Hij had een heele gezelligheid aan de beestjes, die al gauw mak werden en toen hij er een beetje mee had gespeeld, onder zijn arm kropen en daar in slaap vielen. Eén oogenblik bedacht hij dat hij ze eigenlijk niet noodig had gehad en dat hij er onderweg maar veel last mee ging krijgen. Hij hoorde nu eigenlijk tot een hooger categorie artist, een guitaarspeler en zanger noemt zich in Italië een ‘Artista’ en er zijn wel heeren uit deftigen stand, die met een guitaar onder den arm in een café loopen om er te gaan zingen.
Maar al gauw kwam Beppo's practischen zin weer boven en dacht hij: voor de deftige menschen zing ik en speel ik mijn guitaar en voor de kinderen laat ik mijn marmotjes dansen... Ze begonnen van zelf in de rondte te draaien, als hij op een klein fluitje blies.
Hij had een van de hokjes er bij gekocht om er een soort slaapkamertje voor den nacht van te maken. Daaraan zat hij nu in den trein te knutselen, maakte 't netjes schoon, lei er versch hooi in, dat de goedige Zwitsersche conducteur hem gegeven had en waar de diertjes, knuffelend van plezier, in wegkropen.
Onderwijl keek hij telkens het raampje uit. Hij was nu wel in een heel andere wereld, maar niet minder mooi dan 't land dat hij verliet.
Hij zag de groene, koele meren, ondoorgrondelijk-mysterieus, waarvan nog nooit een mensch de diepte peilde. Hij zag tegen de rotsen de hutjes van hout en de stille rust der heilige bergen, die zich als reuzen legerden om het meer.
Alleen de kleur van de lucht was zoo schoon niet meer. Hij was gewend aan de fijne, parel-teedere tonen van het Zuiden, glinsterend als juweelen in den morgendauw en donkerblauw violet tegen den avond.
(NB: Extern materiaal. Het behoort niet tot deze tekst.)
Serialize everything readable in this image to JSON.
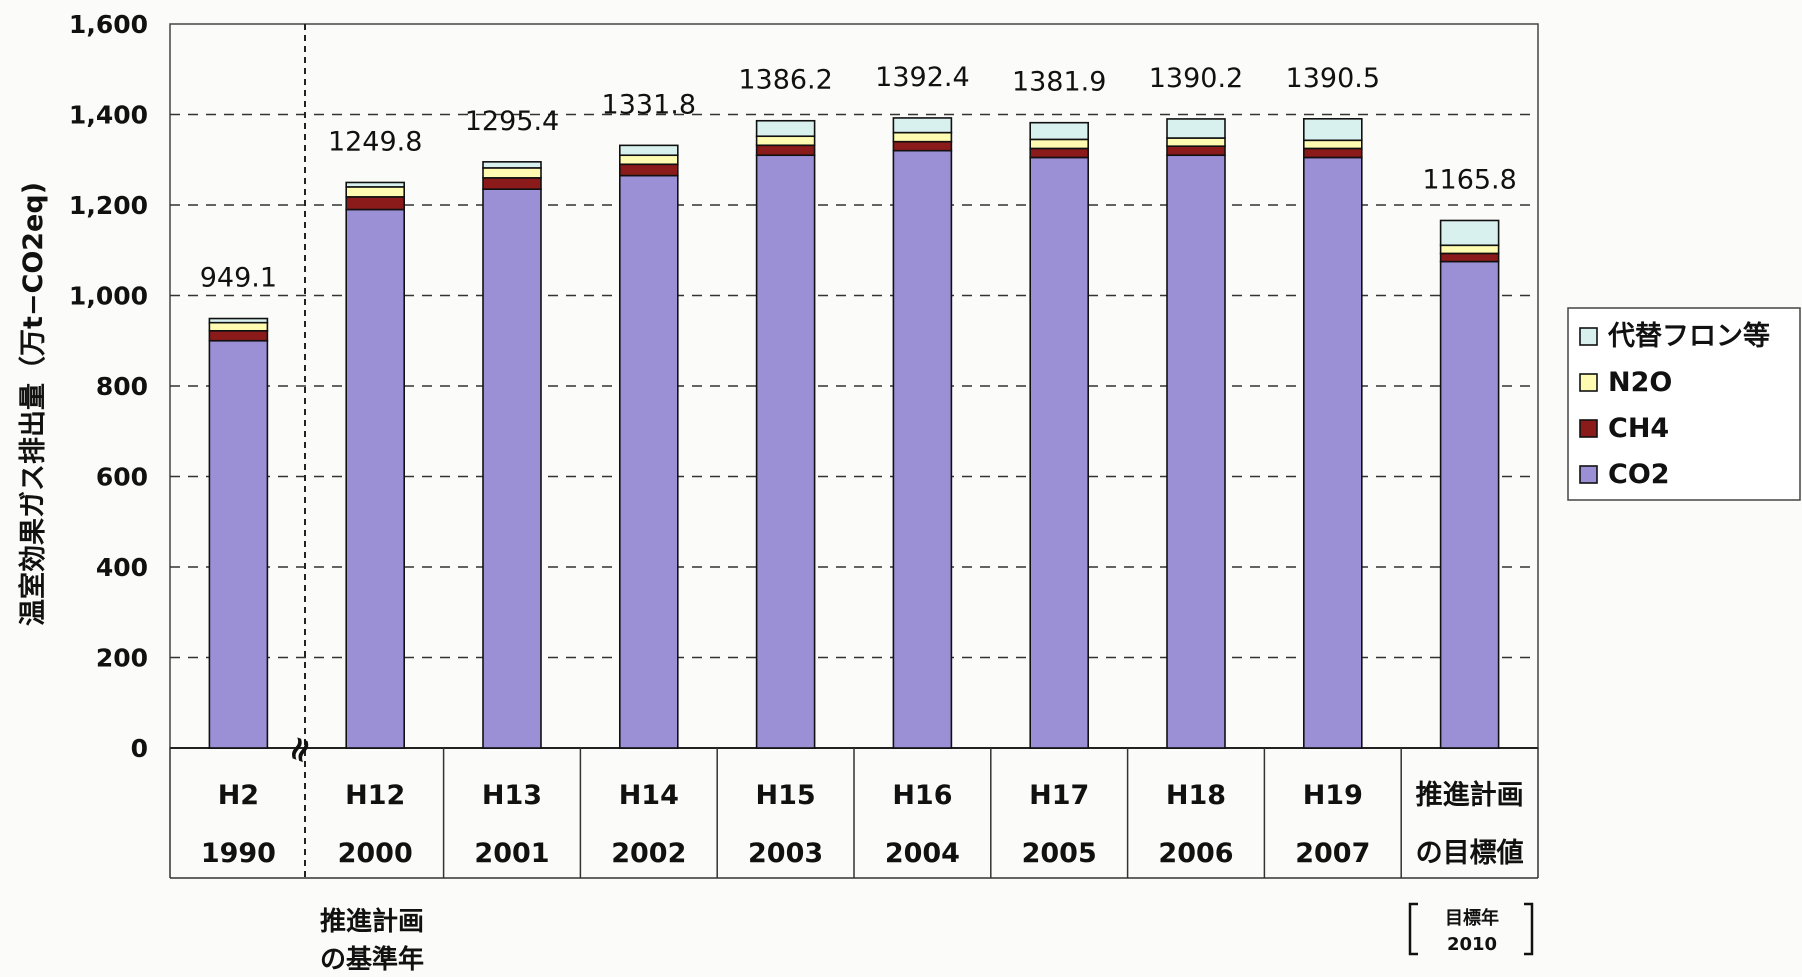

Hier was alles zwaarder, harder van toon - feller van lijn, met hoekiger, nijdiger kanten - toch ook mooi, maar meer geheimzinnig
| |
| |
- duister - minder overeenstemmend met Beppo's eigen, lichten, zonnigen aard ‘...En hoe vreemd’ dacht hij, die graag zulke dingen bedacht, waar de meeste menschen niet eens op letten, - ‘hoe vreemd, bij ons is 't landschap licht en de menschen zijn zwart en hoe feller de zon schijnt - hoe zwarter ze worden, en hier in 't land van 't Noorden is alles donker en zwart, behalve heel hoog, tusschen de sneeuw op de bergen en de menschen zijn lichter en soms bijna wit.
Ze werden hoe langer hoe blonder, hoe verder hij kwam en 't was of ze den hemel in de oogen hadden, die was als héel licht blauw, fijn grijs satijn.
Net reed hij voorbij een baanwachtershuisje, waar een vlasblond kind hem met een verschrikt gezichtje stond na te staren.
Beppo knikte en liet haar zijn marmotje zien.
* * *
Zwitserland was anders niet het doel van zijn tocht. Hij wilde naar Frankrijk en België en van Antwerpen naar Engeland... Holland had hij over gedacht, maar hij verstond de taal niet en zou die ook moeilijk leeren... Duitsch had hij geprobeerd - maar dat was ook niet gegaan.
Dus Frankrijk, België, Engeland, dàt was 't plan en dan in Engeland véel geld verdienen en terug naar Moeder!
* * *
Met den nachttrein uit Basel, kwam hij aan in Parijs.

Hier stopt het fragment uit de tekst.